It's NotRacism

The Manufactured Crisis of Black Women and Federal Job Cuts

In the wake of recent federal workforce reductions, left-leaning media outlets and progressive commentators have sounded the alarm. The reported loss of nearly 300,000 federal jobs, disproportionately held by Black women, has been cast as a racially motivated economic attack—one allegedly engineered by the Trump administration or its ideological heirs. The headlines are emotional, the rhetoric is sharp, and the accusations are familiar. But the facts? They tell a far less conspiratorial story—one that says more about identity-based hiring practices than about any deliberate targeting of one demographic group.

Let’s start with the numbers. Black women make up around 12% of the federal workforce, while accounting for only 6.5% of the broader U.S. workforce and roughly 7% to 8% of working-age women nationally. This means they are overrepresented in federal employment, not underrepresented.

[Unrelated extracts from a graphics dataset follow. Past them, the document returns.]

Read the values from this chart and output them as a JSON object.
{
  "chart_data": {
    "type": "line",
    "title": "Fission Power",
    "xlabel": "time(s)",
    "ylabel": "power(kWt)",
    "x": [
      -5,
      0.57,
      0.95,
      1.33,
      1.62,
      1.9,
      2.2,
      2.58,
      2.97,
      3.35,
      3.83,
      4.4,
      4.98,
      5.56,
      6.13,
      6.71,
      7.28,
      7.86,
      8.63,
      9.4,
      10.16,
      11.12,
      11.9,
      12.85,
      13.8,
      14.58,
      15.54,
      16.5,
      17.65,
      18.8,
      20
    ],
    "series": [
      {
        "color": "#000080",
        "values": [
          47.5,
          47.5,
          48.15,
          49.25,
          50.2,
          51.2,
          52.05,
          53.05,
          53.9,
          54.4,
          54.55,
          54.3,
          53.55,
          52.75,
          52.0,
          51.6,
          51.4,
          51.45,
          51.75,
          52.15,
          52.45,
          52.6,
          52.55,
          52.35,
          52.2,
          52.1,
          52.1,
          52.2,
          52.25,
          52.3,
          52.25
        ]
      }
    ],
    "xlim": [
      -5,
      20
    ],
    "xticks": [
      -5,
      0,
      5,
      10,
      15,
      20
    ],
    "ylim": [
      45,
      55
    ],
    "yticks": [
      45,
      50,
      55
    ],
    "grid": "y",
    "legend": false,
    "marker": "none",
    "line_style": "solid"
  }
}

So when job cuts happen—whether for budgetary reasons, streamlining efforts, or simply a change in administrative priorities—it’s not shocking that Black women are affected in greater numbers. That’s a mathematical certainty, not a malicious plot. The more pressing question is one few are willing to ask: Why were Black women hired into federal positions in such disproportionate numbers in the first place?

The answer lies in the rise and institutionalization of DEI—diversity, equity, and inclusion—as a federal hiring priority, especially during the Biden administration. During that period, agencies were instructed to ensure diversity not just as a consideration but as a measurable outcome. Hiring pipelines were structured to meet identity-based goals, often favoring race and gender over experience or qualification.

This is not to say that every Black woman in federal service was unqualified. But it does mean that many were hired through mechanisms designed to meet ideological quotas, not meritocratic standards. Now that the political winds have shifted, and efforts to reduce government bloat are back on the table, the same DEI-based hiring practices are unraveling. The result? Layoffs that mirror the overrepresentation. This isn’t oppression—it’s a natural consequence of ideological hiring and budget correction colliding. Yet, we’re being told to believe that these job losses are part of a racist scheme to deliberately harm Black women. That simply doesn’t hold up under scrutiny.

What’s more, this narrative is being advanced alongside the widely promoted belief that Black women are “the most educated demographic” in America. If that’s true—and we are constantly told that it is—then why the panic? If today’s Black women are as highly educated, capable, and professionally valuable as media and academia claim, then the transition from federal work to private sector opportunity should be seamless. Their skills should be in demand. Their success stories should multiply.

The outcry we’re seeing doesn’t suggest confidence—it suggests dependence.

More specifically, it suggests entitlement: entitlement to a specific kind of job, a specific kind of employer, and a specific kind of institutional protection. The outrage implies that government jobs are owed—perhaps permanently—to those who once benefitted from DEI-fueled hiring initiatives. That’s not how a competitive society works. That’s not how a healthy workforce functions. Jobs in the federal government are not lifetime appointments. They are positions subject to budget constraints, administrative priorities, and shifts in national policy.

Nobody—regardless of race or gender—is guaranteed permanent employment simply because their hiring once fit a politically fashionable narrative. Blaming racism every time that reality reasserts itself is not only intellectually lazy—it’s corrosive. It undermines legitimate instances of discrimination, and it weaponizes identity against policy decisions that are often neutral in intent but inconvenient in effect. Rather than retreating to the tired trope of victimhood, perhaps it's time for those affected to rise to the occasion. If the talent, education, and ability are truly there, then the private sector—and the entrepreneurial landscape—awaits.

Careers aren't handed out—they're built, rebuilt, and adapted. The federal government was never meant to be a jobs program for any one demographic group. It exists to serve the public good, not to satisfy the ideological demands of DEI advocates.

What we’re seeing today isn’t a crisis of racism—it’s a reckoning with reality. I'd say that it's long overdue.